String character encoding when converting data from one type/format to another
davea at davea.name
Wed Jan 7 13:22:03 CET 2015
On 01/07/2015 06:04 AM, Jacob Kruger wrote:
> I'm busy using something like pyodbc to pull data out of MS access .mdb files, and then generate .sql script files to execute
against MySQL databases using MySQLdb module, but, issue is forms of
characters in string values that don't fit inside
the 0-127 range - current one seems to be something like \xa3, and if
I pass it through ord() function,
it comes out as character number 163.
First question, of course is what version of Python. Clearly, you're
not using Python 3.x, so I'll assume 2.7. But you really should specify
it in your query.
Next question is what OS you're using. You're reading .mdb files, which
are most likely created in Windows, but that doesn't guarantee you're
actually using Windows to do this conversion.
> Now issue is, yes, could just run through the hundreds of thousands of characters in these resulting strings, and strip out any that are not within the basic 0-127 range, but, that could result in corrupting data - think so anyway.
> Anyway, issue is, for example, if I try something like str('\xa3').encode('utf-8') or str('\xa3').encode('ascii'), or str('\xa3').encode('latin7') - that last one is actually our preferred encoding for the MySQL database - they all just tell me they can't work with a character out of range.
That's because your input data isn't ASCII. So before you encode it,
you have to decode it. Any idea what encoding it's already in? Maybe
it's in latin1, which permits all 256 values. Or utf-8, which permits a
few hundred thousand values, but uses multiple bytes for any of those
over 127. Or any of hundreds of other encodings.

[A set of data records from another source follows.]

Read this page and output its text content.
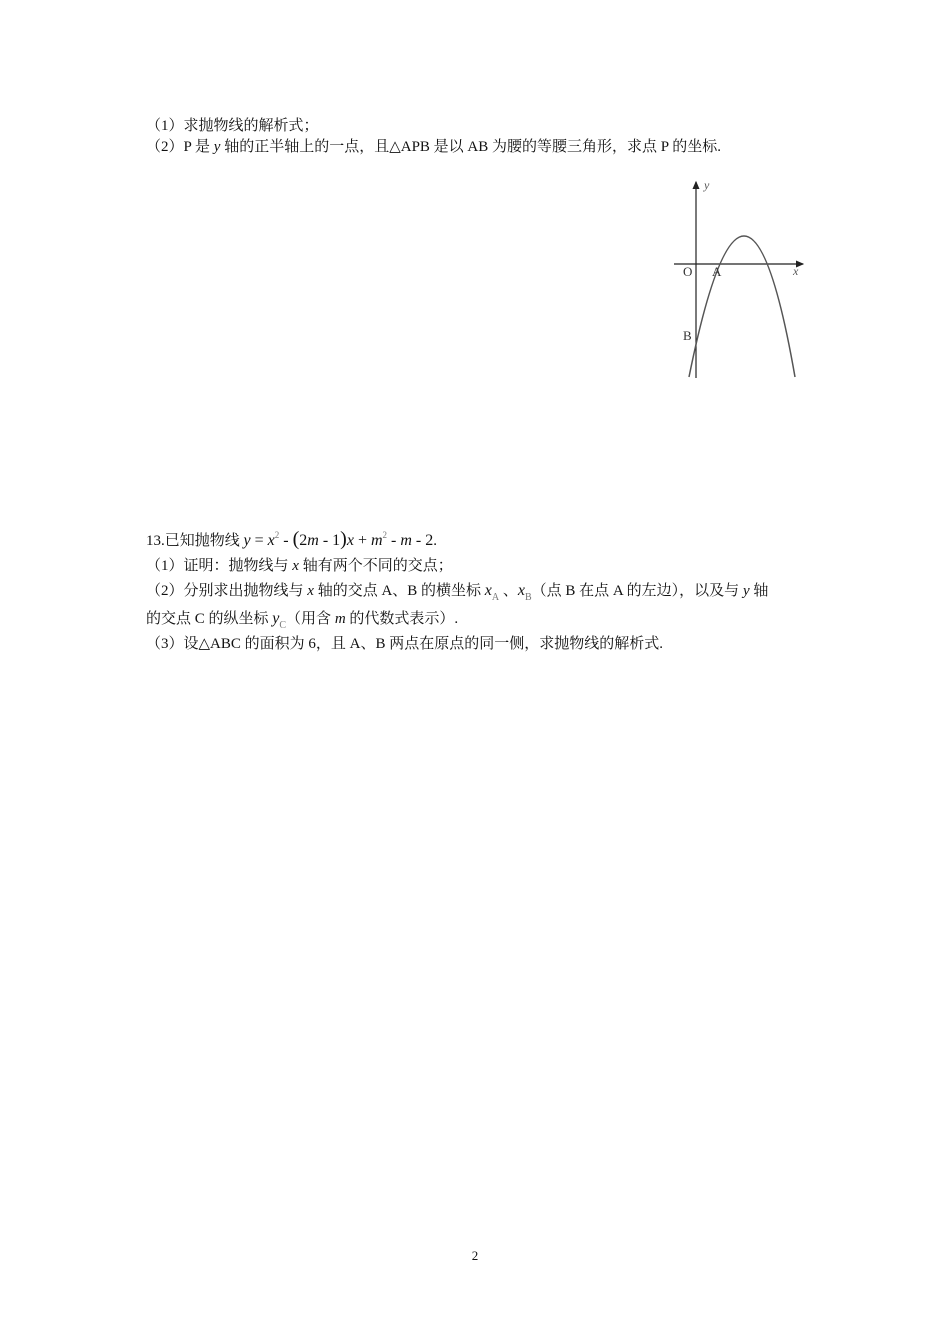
（1）求抛物线的解析式；
（2）P 是 y 轴的正半轴上的一点，且△APB 是以 AB 为腰的等腰三角形，求点 P 的坐标.
y
x
O A
B
13.已知抛物线 $y = x^2 - (2m - 1)x + m^2 - m - 2$.
（1）证明：抛物线与 x 轴有两个不同的交点；
（2）分别求出抛物线与 x 轴的交点 A、B 的横坐标 $x_A$ 、$x_B$（点 B 在点 A 的左边），以及与 y 轴
的交点 C 的纵坐标 $y_C$（用含 m 的代数式表示）.
（3）设△ABC 的面积为 6，且 A、B 两点在原点的同一侧，求抛物线的解析式.
2
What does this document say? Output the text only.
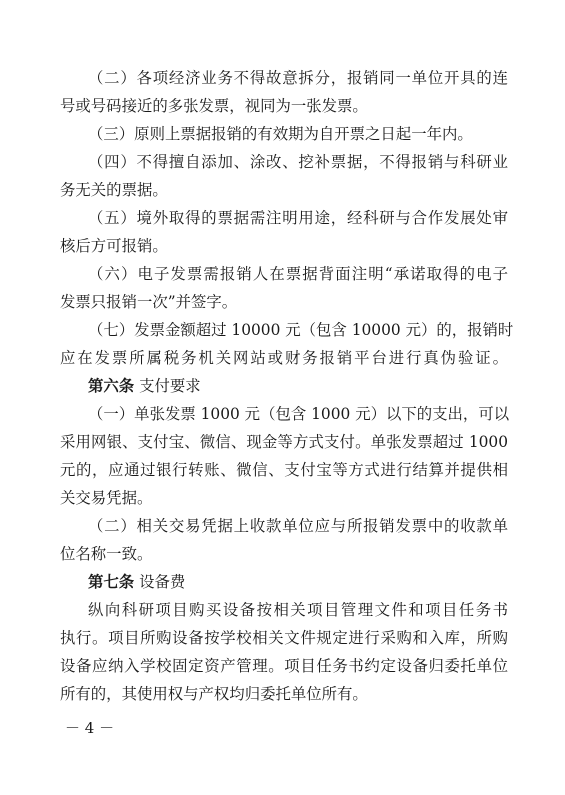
（二）各项经济业务不得故意拆分，报销同一单位开具的连
号或号码接近的多张发票，视同为一张发票。
（三）原则上票据报销的有效期为自开票之日起一年内。
（四）不得擅自添加、涂改、挖补票据，不得报销与科研业
务无关的票据。
（五）境外取得的票据需注明用途，经科研与合作发展处审
核后方可报销。
（六）电子发票需报销人在票据背面注明“承诺取得的电子
发票只报销一次”并签字。
（七）发票金额超过 10000 元（包含 10000 元）的，报销时
应在发票所属税务机关网站或财务报销平台进行真伪验证。
第六条 支付要求
（一）单张发票 1000 元（包含 1000 元）以下的支出，可以
采用网银、支付宝、微信、现金等方式支付。单张发票超过 1000
元的，应通过银行转账、微信、支付宝等方式进行结算并提供相
关交易凭据。
（二）相关交易凭据上收款单位应与所报销发票中的收款单
位名称一致。
第七条 设备费
纵向科研项目购买设备按相关项目管理文件和项目任务书
执行。项目所购设备按学校相关文件规定进行采购和入库，所购
设备应纳入学校固定资产管理。项目任务书约定设备归委托单位
所有的，其使用权与产权均归委托单位所有。
－ 4 －
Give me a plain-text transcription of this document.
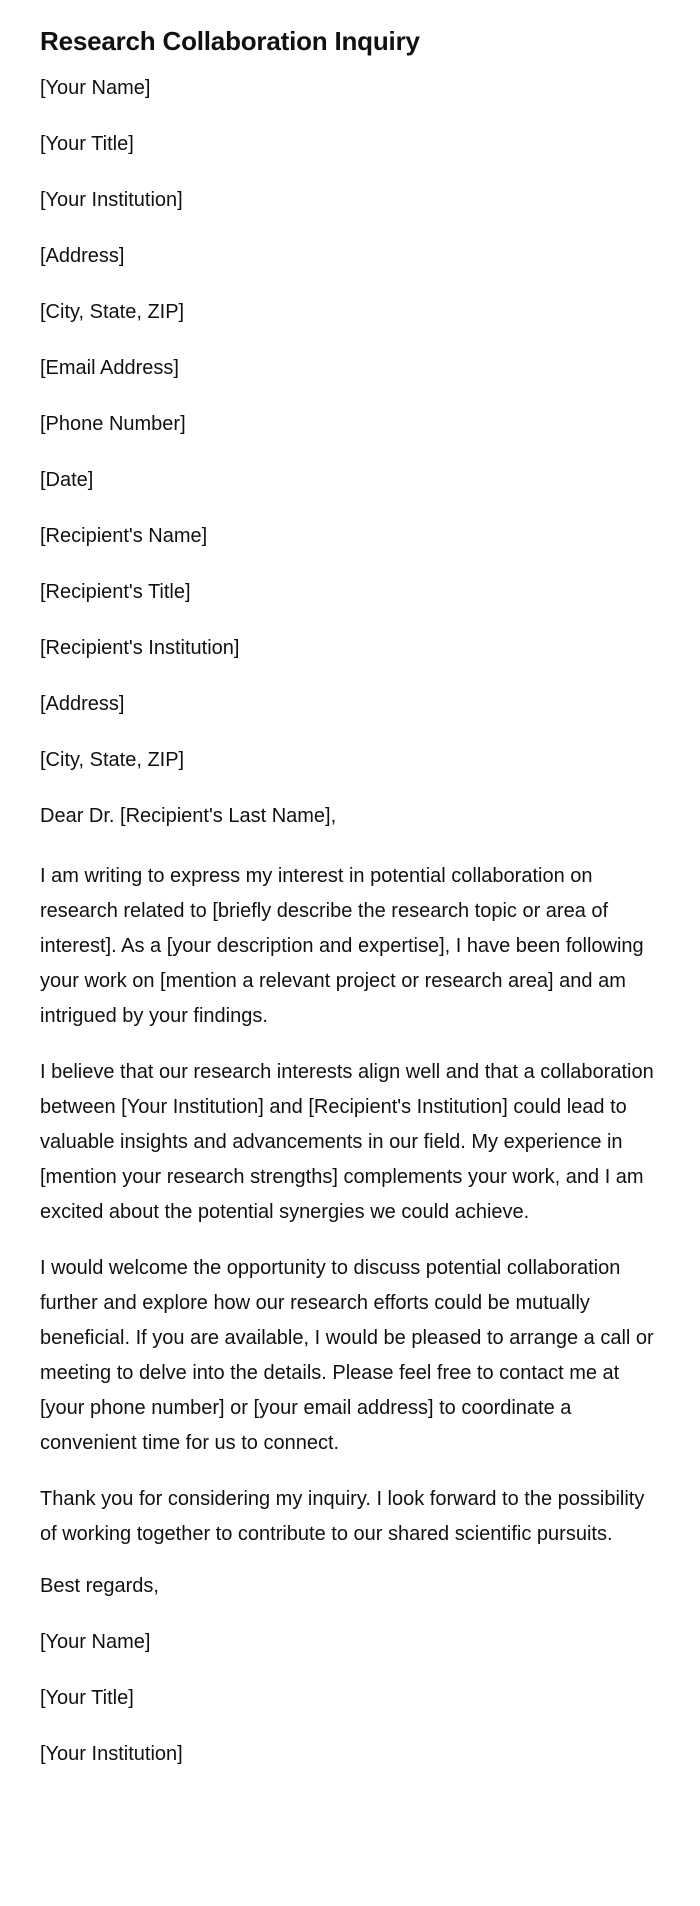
Research Collaboration Inquiry
[Your Name]
[Your Title]
[Your Institution]
[Address]
[City, State, ZIP]
[Email Address]
[Phone Number]
[Date]
[Recipient's Name]
[Recipient's Title]
[Recipient's Institution]
[Address]
[City, State, ZIP]
Dear Dr. [Recipient's Last Name],

I am writing to express my interest in potential collaboration on research related to [briefly describe the research topic or area of interest]. As a [your description and expertise], I have been following your work on [mention a relevant project or research area] and am intrigued by your findings.

I believe that our research interests align well and that a collaboration between [Your Institution] and [Recipient's Institution] could lead to valuable insights and advancements in our field. My experience in [mention your research strengths] complements your work, and I am excited about the potential synergies we could achieve.

I would welcome the opportunity to discuss potential collaboration further and explore how our research efforts could be mutually beneficial. If you are available, I would be pleased to arrange a call or meeting to delve into the details. Please feel free to contact me at [your phone number] or [your email address] to coordinate a convenient time for us to connect.

Thank you for considering my inquiry. I look forward to the possibility of working together to contribute to our shared scientific pursuits.

Best regards,
[Your Name]
[Your Title]
[Your Institution]
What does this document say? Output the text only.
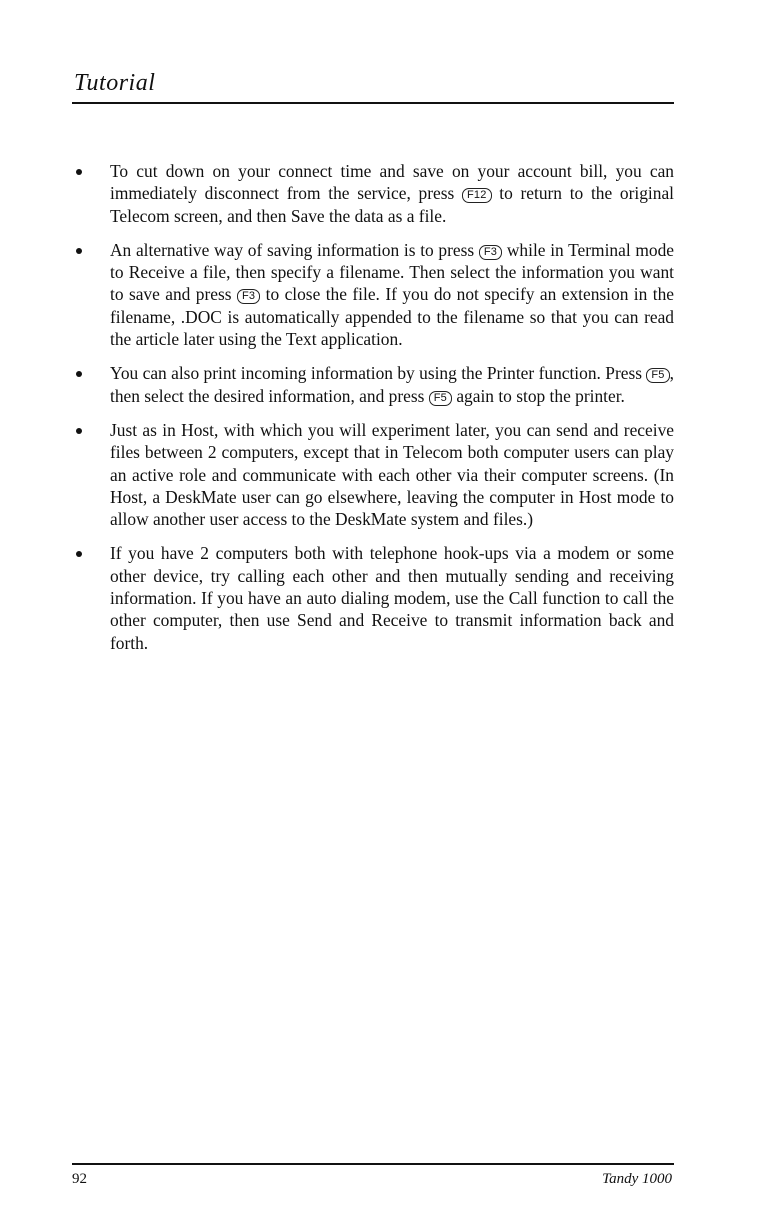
Tutorial
To cut down on your connect time and save on your account bill, you can immediately disconnect from the service, press F12 to return to the original Telecom screen, and then Save the data as a file.
An alternative way of saving information is to press F3 while in Terminal mode to Receive a file, then specify a filename. Then select the information you want to save and press F3 to close the file. If you do not specify an extension in the filename, .DOC is automatically appended to the filename so that you can read the article later using the Text application.
You can also print incoming information by using the Printer function. Press F5 , then select the desired information, and press F5 again to stop the printer.
Just as in Host, with which you will experiment later, you can send and receive files between 2 computers, except that in Telecom both computer users can play an active role and communicate with each other via their computer screens. (In Host, a DeskMate user can go elsewhere, leaving the computer in Host mode to allow another user access to the DeskMate system and files.)
If you have 2 computers both with telephone hook-ups via a modem or some other device, try calling each other and then mutually sending and receiving information. If you have an auto dialing modem, use the Call function to call the other computer, then use Send and Receive to transmit information back and forth.
92	Tandy 1000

Does an .mdb file have a field specifying what encoding was used? Or do
you have some other external knowledge?
If you don't know what encoding it's currently in, you'll have to guess,
and the guess you're using so far is ASCII, which you know is false.
As for the encoding you should actually use in the database, that almost
certainly ought to be utf-8, which supports far more international
characters than latin1. And make sure the database has a way to tell
the future user what encoding you picked.
> Any thoughts on a sort of generic method/means to handle any/all characters that might be out of range when having pulled them out of something like these MS access databases?
The only invalid characters are those which aren't valid in the encoding
used. Those can probably be safely converted to "?" or something similar.
> Another side note is for binary values that might store binary values, I use something like the following to generate hex-based strings that work alright when then inserting said same binary values into longblob fields, but, don't think this would really help for what are really just most likely badly chosen copy/pasted strings from documents, with strange encoding, or something:
> #sample code line for binary encoding into string output
> s_values += "0x" + str(l_data[J][I]).encode("hex").replace("\\", "\\\\") + ", "
Best to not pretend they're text at all. But if your db doesn't support
binary blobs, then use an encoding which supports all 256 values
unambiguously, while producing printable characters. Like uuencod,
using module uu
You might also look into mime, where you store the encoding of the data
with the data. See for example mimetypes.